As I have not endorsed either Maes or McInnis (because I think they're both poor candidates), I probably should not have endorsed anyone in the Norton/Buck race because they're both good candidates. Again, this isn't to say that I don't support Norton. But I think public support distracts me from writing what I want and causes readers to question much of my writing on the topic as potentially biased...which is not an unfair question of someone who has endorsed a candidate.
It also gets tiresome to have so many readers repeatedly assign motivations to me such as being an "establishment windbag" when I've made my reasoning clear over and over and when such charges against me are laughable. Well, I may be a windbag, but I'm not establishment. It's a bad use of my time to refute these charges but I sorta feel like I need to.
I can also imagine that endorsing a candidate might make any writer a little less critical of something that candidate does or says which one normally wouldn't like, or more critical of the opposing candidate. I think I've done a pretty good job on this score, having pointed out several things I haven't liked in Jane's campaign (both policy and tactics), and having pointed out several things I did like about Ken Buck. But still, it's an unnecessary inclination to burden myself with.
All in all, having made myself somewhat of a lightning rod in this campaign has been an interesting, though not thoroughly enjoyable, experience.
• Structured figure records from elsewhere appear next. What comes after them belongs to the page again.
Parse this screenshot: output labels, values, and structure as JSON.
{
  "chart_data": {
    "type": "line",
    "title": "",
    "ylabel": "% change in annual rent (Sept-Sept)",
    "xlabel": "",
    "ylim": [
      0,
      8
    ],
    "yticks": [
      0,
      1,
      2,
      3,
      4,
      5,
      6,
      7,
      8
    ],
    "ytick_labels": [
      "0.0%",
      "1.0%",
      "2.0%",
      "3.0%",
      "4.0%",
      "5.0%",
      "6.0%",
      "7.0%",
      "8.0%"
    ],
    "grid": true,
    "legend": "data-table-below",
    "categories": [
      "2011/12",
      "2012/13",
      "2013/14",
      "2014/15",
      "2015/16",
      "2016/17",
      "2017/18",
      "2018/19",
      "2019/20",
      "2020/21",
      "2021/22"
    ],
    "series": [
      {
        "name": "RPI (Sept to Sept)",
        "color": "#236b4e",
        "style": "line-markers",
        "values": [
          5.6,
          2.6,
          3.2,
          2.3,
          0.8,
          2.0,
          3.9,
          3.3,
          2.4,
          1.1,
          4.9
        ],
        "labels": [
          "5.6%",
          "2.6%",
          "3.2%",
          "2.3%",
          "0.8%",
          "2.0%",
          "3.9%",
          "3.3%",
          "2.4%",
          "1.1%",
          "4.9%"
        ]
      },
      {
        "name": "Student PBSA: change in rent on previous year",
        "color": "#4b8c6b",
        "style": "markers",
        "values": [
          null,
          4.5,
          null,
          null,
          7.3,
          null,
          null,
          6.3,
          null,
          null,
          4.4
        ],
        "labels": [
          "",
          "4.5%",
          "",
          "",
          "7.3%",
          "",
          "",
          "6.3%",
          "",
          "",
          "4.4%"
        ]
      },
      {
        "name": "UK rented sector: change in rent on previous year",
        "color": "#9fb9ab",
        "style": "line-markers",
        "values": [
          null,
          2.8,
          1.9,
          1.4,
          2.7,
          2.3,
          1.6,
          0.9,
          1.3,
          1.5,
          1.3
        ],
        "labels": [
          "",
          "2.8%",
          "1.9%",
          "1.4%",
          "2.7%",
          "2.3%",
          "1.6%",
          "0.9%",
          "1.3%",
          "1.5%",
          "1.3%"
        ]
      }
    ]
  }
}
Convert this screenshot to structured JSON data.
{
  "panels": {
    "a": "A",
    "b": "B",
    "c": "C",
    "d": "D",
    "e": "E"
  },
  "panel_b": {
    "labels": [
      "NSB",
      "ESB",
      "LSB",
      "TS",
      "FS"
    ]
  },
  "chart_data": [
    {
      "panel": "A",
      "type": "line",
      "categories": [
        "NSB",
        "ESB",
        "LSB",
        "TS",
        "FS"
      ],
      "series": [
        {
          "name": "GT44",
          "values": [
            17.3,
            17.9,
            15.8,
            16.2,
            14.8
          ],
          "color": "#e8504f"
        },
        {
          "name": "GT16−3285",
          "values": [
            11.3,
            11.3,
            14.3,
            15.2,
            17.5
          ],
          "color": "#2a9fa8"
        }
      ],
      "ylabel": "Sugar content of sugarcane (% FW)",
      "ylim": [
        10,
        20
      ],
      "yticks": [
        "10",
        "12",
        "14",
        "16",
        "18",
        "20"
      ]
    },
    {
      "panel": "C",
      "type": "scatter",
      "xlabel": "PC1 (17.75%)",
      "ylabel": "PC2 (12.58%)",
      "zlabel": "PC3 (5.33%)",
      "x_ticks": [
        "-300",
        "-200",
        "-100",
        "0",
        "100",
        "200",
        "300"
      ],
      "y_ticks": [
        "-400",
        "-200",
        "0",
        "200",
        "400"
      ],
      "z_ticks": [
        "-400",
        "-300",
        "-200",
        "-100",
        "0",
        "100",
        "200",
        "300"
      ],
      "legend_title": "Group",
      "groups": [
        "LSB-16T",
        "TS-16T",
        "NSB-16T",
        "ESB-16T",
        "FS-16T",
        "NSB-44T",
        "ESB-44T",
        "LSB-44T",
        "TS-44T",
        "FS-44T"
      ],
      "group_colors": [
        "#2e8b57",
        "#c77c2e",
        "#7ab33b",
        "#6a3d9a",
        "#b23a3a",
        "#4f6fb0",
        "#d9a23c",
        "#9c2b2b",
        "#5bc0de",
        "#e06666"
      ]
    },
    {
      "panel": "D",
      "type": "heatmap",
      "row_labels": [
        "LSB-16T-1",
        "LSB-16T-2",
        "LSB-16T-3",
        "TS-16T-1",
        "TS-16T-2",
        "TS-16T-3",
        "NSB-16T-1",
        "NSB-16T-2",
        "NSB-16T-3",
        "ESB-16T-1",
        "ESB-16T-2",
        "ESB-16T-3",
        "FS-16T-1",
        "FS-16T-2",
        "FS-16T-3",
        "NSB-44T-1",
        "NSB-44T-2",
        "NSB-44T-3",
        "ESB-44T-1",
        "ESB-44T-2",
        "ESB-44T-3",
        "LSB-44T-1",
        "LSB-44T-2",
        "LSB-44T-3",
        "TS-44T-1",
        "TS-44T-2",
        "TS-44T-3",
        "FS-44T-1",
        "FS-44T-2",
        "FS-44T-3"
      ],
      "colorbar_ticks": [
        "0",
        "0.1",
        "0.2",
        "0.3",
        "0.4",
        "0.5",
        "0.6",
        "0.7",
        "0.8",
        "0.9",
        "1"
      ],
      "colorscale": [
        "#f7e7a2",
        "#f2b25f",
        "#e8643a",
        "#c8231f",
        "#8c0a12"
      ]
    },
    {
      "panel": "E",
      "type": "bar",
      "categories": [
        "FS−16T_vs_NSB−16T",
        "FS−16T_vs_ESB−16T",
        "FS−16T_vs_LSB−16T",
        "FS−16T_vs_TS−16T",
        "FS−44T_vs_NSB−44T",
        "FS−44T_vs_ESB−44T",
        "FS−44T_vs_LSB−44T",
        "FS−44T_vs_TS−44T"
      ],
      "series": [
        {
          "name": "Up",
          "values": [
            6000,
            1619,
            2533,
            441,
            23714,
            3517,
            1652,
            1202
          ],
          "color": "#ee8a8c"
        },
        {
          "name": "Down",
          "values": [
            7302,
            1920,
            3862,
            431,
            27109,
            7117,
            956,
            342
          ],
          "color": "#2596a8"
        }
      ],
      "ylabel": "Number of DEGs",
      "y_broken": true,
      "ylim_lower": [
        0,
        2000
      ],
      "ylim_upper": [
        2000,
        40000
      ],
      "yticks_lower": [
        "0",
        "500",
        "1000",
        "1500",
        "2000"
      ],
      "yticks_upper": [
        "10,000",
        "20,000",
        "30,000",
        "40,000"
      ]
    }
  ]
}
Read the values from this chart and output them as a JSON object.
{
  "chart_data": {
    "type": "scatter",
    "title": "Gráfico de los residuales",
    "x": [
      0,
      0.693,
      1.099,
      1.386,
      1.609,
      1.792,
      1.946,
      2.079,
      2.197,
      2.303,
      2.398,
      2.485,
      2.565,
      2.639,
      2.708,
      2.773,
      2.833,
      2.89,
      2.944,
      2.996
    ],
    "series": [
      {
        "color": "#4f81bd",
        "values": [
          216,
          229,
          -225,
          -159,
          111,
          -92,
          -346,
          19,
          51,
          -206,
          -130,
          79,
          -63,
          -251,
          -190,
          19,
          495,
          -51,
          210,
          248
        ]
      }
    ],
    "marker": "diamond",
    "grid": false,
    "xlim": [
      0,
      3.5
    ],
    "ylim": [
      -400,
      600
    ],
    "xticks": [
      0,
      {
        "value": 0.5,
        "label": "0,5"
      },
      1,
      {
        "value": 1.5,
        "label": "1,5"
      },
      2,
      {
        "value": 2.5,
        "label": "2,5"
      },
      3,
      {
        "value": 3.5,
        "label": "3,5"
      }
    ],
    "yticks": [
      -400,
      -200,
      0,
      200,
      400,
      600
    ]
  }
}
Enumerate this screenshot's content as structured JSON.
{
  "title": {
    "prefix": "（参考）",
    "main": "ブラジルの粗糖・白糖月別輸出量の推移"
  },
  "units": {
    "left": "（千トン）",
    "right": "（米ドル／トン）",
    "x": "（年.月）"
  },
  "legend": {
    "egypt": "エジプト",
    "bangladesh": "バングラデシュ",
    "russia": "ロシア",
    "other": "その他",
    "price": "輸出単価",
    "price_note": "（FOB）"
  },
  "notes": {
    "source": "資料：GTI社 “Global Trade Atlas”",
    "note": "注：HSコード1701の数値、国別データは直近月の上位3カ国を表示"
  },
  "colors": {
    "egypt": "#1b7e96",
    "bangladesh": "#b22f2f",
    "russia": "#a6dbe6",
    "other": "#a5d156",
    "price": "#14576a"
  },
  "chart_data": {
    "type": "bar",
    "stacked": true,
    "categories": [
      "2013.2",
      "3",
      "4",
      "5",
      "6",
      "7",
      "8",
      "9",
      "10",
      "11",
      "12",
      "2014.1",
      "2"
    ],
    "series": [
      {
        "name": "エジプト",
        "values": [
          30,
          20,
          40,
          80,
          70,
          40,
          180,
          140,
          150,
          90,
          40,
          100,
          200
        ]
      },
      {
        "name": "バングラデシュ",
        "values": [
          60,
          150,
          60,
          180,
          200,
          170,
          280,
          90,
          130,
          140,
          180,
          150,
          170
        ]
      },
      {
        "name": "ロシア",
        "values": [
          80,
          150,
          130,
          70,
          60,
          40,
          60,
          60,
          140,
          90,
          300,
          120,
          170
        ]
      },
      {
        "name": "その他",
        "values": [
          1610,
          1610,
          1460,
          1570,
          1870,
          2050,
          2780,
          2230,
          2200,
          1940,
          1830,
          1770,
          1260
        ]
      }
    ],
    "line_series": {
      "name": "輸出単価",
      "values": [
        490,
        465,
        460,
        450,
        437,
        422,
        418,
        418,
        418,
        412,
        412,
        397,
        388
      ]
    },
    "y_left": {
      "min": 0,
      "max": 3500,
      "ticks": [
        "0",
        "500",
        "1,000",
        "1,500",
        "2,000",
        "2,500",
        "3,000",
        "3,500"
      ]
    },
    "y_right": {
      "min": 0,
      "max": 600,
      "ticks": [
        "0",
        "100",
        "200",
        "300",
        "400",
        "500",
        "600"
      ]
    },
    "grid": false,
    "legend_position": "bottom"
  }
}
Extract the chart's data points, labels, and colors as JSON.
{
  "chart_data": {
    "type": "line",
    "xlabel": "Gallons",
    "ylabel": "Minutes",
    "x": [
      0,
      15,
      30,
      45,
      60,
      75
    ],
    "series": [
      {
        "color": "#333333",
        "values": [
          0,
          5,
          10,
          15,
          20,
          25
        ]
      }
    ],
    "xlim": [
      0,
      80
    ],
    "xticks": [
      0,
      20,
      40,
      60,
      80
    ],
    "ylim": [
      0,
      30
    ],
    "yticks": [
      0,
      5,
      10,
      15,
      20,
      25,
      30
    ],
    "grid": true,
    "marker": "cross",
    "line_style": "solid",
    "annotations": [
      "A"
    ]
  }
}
I've certainly learned a lot about the nature of political activists, most of it making me think that Republicans aren't nearly as much better than Democrats as I had hoped (in terms of behavior, not in terms of policy positions.) In that sense, what I've learned about many of my readers has been quite a disappointment. (For the record, I don't assume that nobody out there is disappointed with me. I've gotten plenty of hate mail. But that comes with the territory and I have a tough skin about such things since I'm reasonably sure that I'm doing what I'm doing the right way and for the right reasons. I assume the people whom I'm disappointed with feel the same way about themselves. And maybe they're right, but I just don't see it that way. In any case, at least we don't kill each other over such disagreements in this country.)
All these things together lead me to believe that most of my blogging brethren who chose not to endorse a candidate were wiser than I am.
So, while I'm quite comfortable with my endorsement of Jane Norton in this race, in the future I'm only going to endorse a candidate in a Republican primary if there is a candidate who is substantially better than the other(s). (Or I might negatively endorse, i.e. suggest voters stay away from, a candidate who is substantially worse than the others in a multi-candidate race.) There's little gain and much downside for me in endorsing a candidate in a race with two about-equal candidates, whether they're equally good (like our senate race) or equally bad (like our governor's race).